Lawyers for five of the largest makers of transvaginal mesh, embroiled in federal lawsuits filed by women who suffered complications from the product, began settlement talks last week, reports show.
Legal counsel for Endo Health Solutions (American Medical Systems), Boston Scientific, Coloplast, Cook Medical and C.R. Bard started discussing settlement plans on Sept. 30, Bloomberg reported. The only manufacturer named in the federal suits not participating in the talks is Johnson & Johnson, parent company of Ethicon.
Currently, there are more than 30,000 federal lawsuits throughout the nation against these manufacturers, and experts predict that number could climb to 50,000 as more plaintiffs join the settlement proceedings.
The product in question: Transvaginal mesh. It’s a medical implant used to treat conditions such as pelvic organ prolapse (POP) and stress urinary incontinence (SUI). Some women who received this implant experienced serious side effects, including organ perforation, painful intercourse and infections that required multiple surgeries to correct.
Lawyers representing these patients are asking Judge Joseph Goodwin, who is overseeing the federal multidistrict litigation in West Virginia, to appoint a settlement committee. The committee will include plaintiffs’ lawyers and Joe Rice, one of the attorneys who helped negotiate a $246 billion settlement in the tobacco litigation.
Both sides aim to resolve the thousands of cases currently pending in federal court in these discussions.
While the settlement talks will move these cases forward, some experts caution that it is too early to gauge how productive the settlement talks will be or if a settlement committee has actually been proposed to the court.
Plaintiffs should be “cautiously optimistic” about this news, mesh lawyer Karen Beyea-Schroeder of Fleming, Nolen and Jez told Drugwatch.

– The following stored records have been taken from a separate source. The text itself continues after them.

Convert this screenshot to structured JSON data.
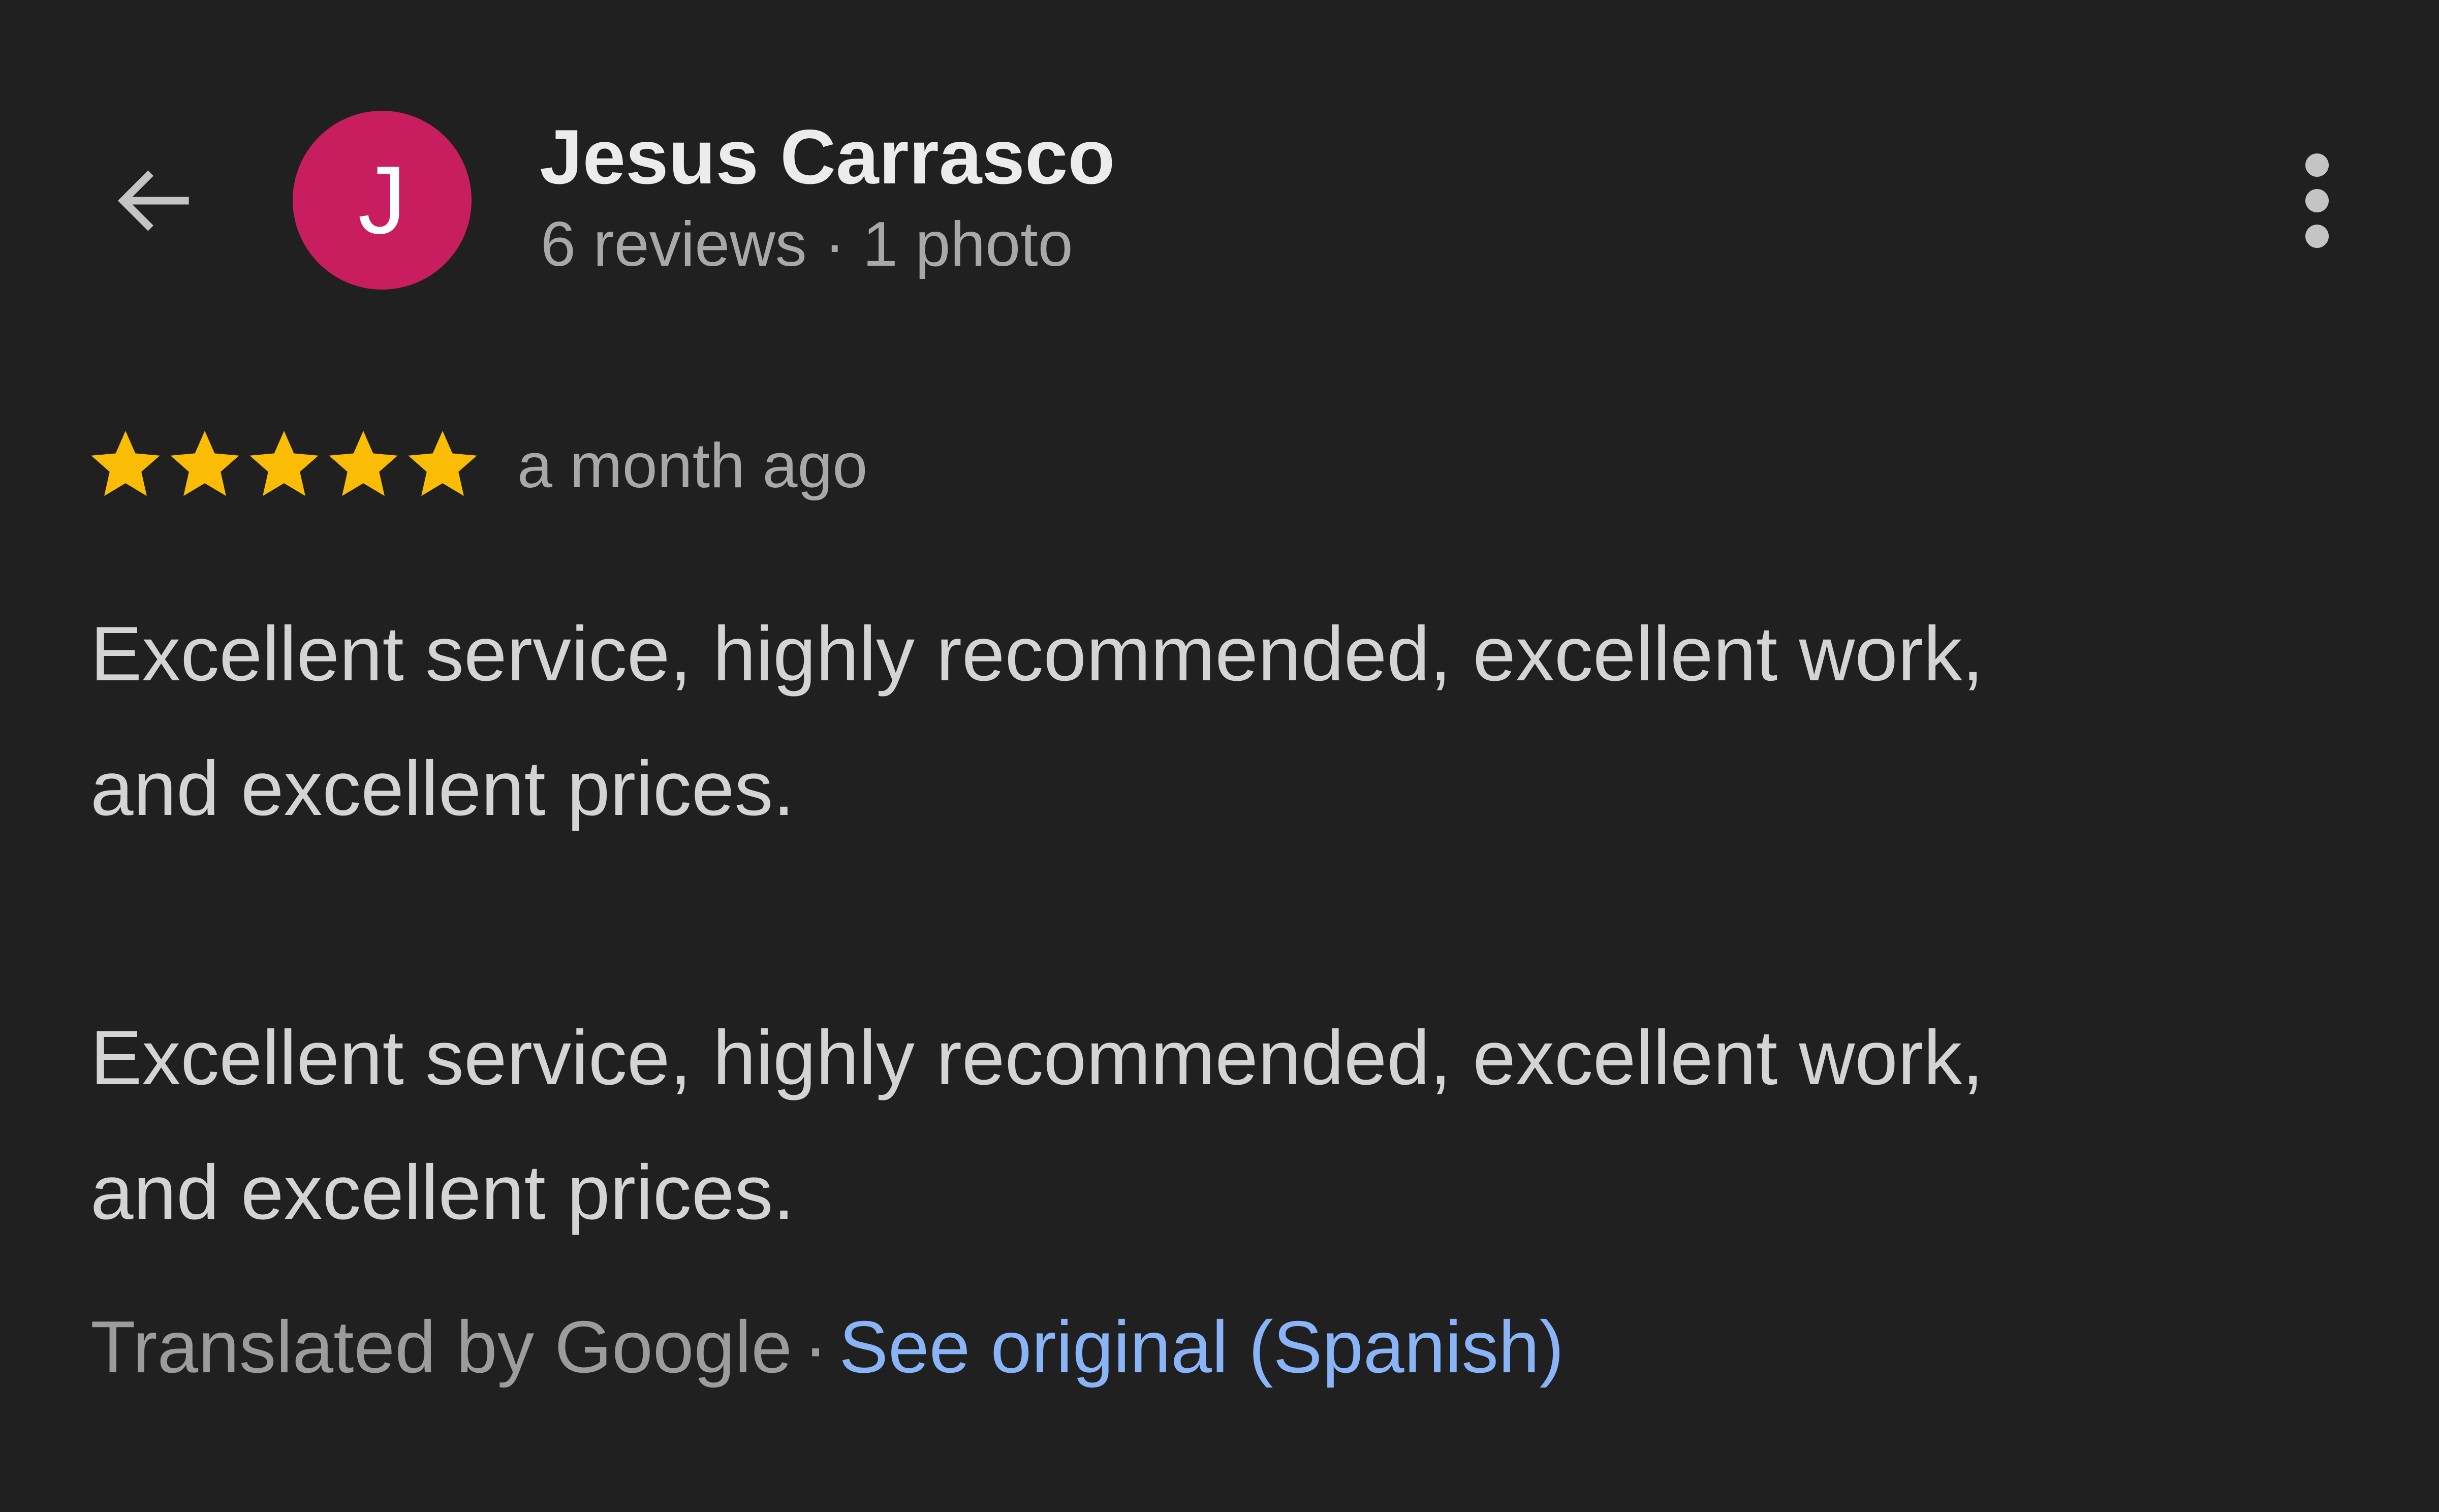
{
  "colors": {
    "background": "#202020",
    "avatar_bg": "#c81d5e",
    "star": "#fbbc04",
    "link": "#8ab4f8",
    "icon": "#c4c4c4"
  },
  "header": {
    "back_icon": "arrow-left-icon",
    "avatar_initial": "J",
    "reviewer_name": "Jesus Carrasco",
    "reviewer_stats": "6 reviews · 1 photo",
    "more_icon": "more-vertical-icon"
  },
  "review": {
    "rating": 5,
    "rating_max": 5,
    "date": "a month ago",
    "translated_text": "Excellent service, highly recommended, excellent work,\nand excellent prices.",
    "original_text": "Excellent service, highly recommended, excellent work,\nand excellent prices."
  },
  "footer": {
    "translated_by": "Translated by Google",
    "separator": "·",
    "see_original_link": "See original (Spanish)"
  }
}
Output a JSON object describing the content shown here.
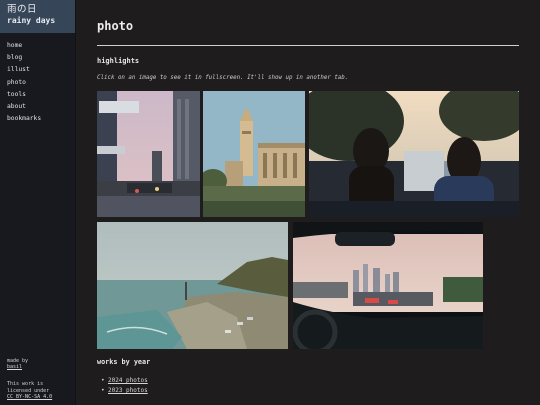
{
  "brand": {
    "title_jp": "雨の日",
    "title_en": "rainy days"
  },
  "nav": [
    {
      "label": "home"
    },
    {
      "label": "blog"
    },
    {
      "label": "illust"
    },
    {
      "label": "photo"
    },
    {
      "label": "tools"
    },
    {
      "label": "about"
    },
    {
      "label": "bookmarks"
    }
  ],
  "footer": {
    "made_by": "made by",
    "author": "basil",
    "license_line1": "This work is",
    "license_line2": "licensed under",
    "license_link": "CC BY-NC-SA 4.0"
  },
  "main": {
    "title": "photo",
    "highlights_title": "highlights",
    "hint": "Click on an image to see it in fullscreen. It'll show up in another tab.",
    "works_title": "works by year",
    "works": [
      {
        "label": "2024 photos"
      },
      {
        "label": "2023 photos"
      }
    ]
  },
  "photos": [
    {
      "name": "city-street-photo",
      "colors": [
        "#c7b9c7",
        "#5b5f6d",
        "#2e3038"
      ]
    },
    {
      "name": "clock-tower-photo",
      "colors": [
        "#8fb5c4",
        "#b39a78",
        "#3a4a35"
      ]
    },
    {
      "name": "silhouettes-sunset-photo",
      "colors": [
        "#e6c9a5",
        "#28303a",
        "#1a1d24"
      ]
    },
    {
      "name": "coastal-town-photo",
      "colors": [
        "#a9b8b9",
        "#6a8a87",
        "#3b4a3e"
      ]
    },
    {
      "name": "car-windshield-city-photo",
      "colors": [
        "#d9c3bf",
        "#2a2f37",
        "#0f1216"
      ]
    }
  ]
}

“Usually each side discusses what injuries should be compensated, for how much, and what proof of injury the manufacturer would require for the settlement,” Beyea-Schroeder explained.
Settlement discussions also typically include discussing what medical conditions may affect the mesh’s efficacy, and both sides must agree. These conditions will result in a decrease in settlement totals.
In response to questions about settlement developments, Ulla Lunhus, spokeswoman for Coloplast – who faces about 600 claims – told Bloomberg that she could not comment on the details.
“We are following a process that is in accordance with U.S. law,” Lunhus said in a phone interview.
Coloplast is further along in their settlement talks than the other companies and plans to resolve all vaginal mesh claims by the end of 2013.
Bard, Endo and J&J already suffered some losses as a result of paying out settlements and jury verdicts.
Bard lost two trials in lawsuits involving women injured by its Avaulta product, one in California state court and the second in first federal trial. A California jury awarded $5.5 million to Christine Scott and then a West Virginia jury awarded $2 million to a Donna Cisson.
In addition, the company was set to go to trial in September for a second federal case and settled it for an undisclosed amount the first day of the trial. Bard still faces more than 12,000 cases in federal and state courts.
According to Endo’s company spokesman, Blaine Davis, the manufacturer has about 13,500 outstanding federal and state lawsuits. It already has paid almost $55 million in settlements for an unspecified number of claims.
J&J was ordered to pay more than $11 million to Linda Gross, a woman who had 18 surgeries to correct severe complications resulting from an implanted Gynecare Prolift. The manufacturer continues to battle lawsuits filed against its Ethicon unit.
The company announced that it would stop selling Gynecare mesh globally shortly after that settlement. Bard pulled its Avaulta mesh off the market in 2012.
J&J is one of the companies with the most claims against it. Bloomberg reports that as of June 2013, the total claims against the manufacturer totaled more than 12,000.
Sheri Woodruff, spokeswoman for the Ethicon unit in New Jersey, told Bloomberg the company is now “focusing on trying to efficiently manage thousands of unverified and possibly unfounded complaints.” Woodruff added the company will “request dismissal of meritless claims.”
Some women who suffered complications from J&J’s products are outraged at the news of the company’s lack of participation in settlement talks.
“We ladies were seriously injured due to their unsafe and potentially deadly TVT mesh,” Sawyer told Drugwatch. “TVT [mesh] was never tested for chemical compatibility in humans, and because of that, we are living a nightmare of quickly depleting immune systems, as well as pelvic floor nerve damage, tissue damage and remarkable pain.”
In the meantime, Judge Goodwin is determined to expedite these cases. In a September hearing, Goodwin said he was considering combining multiple lawsuits for trial.
“I’m going to keep the bulldozer moving to deal with these cases,” Goodwin told Bloomberg.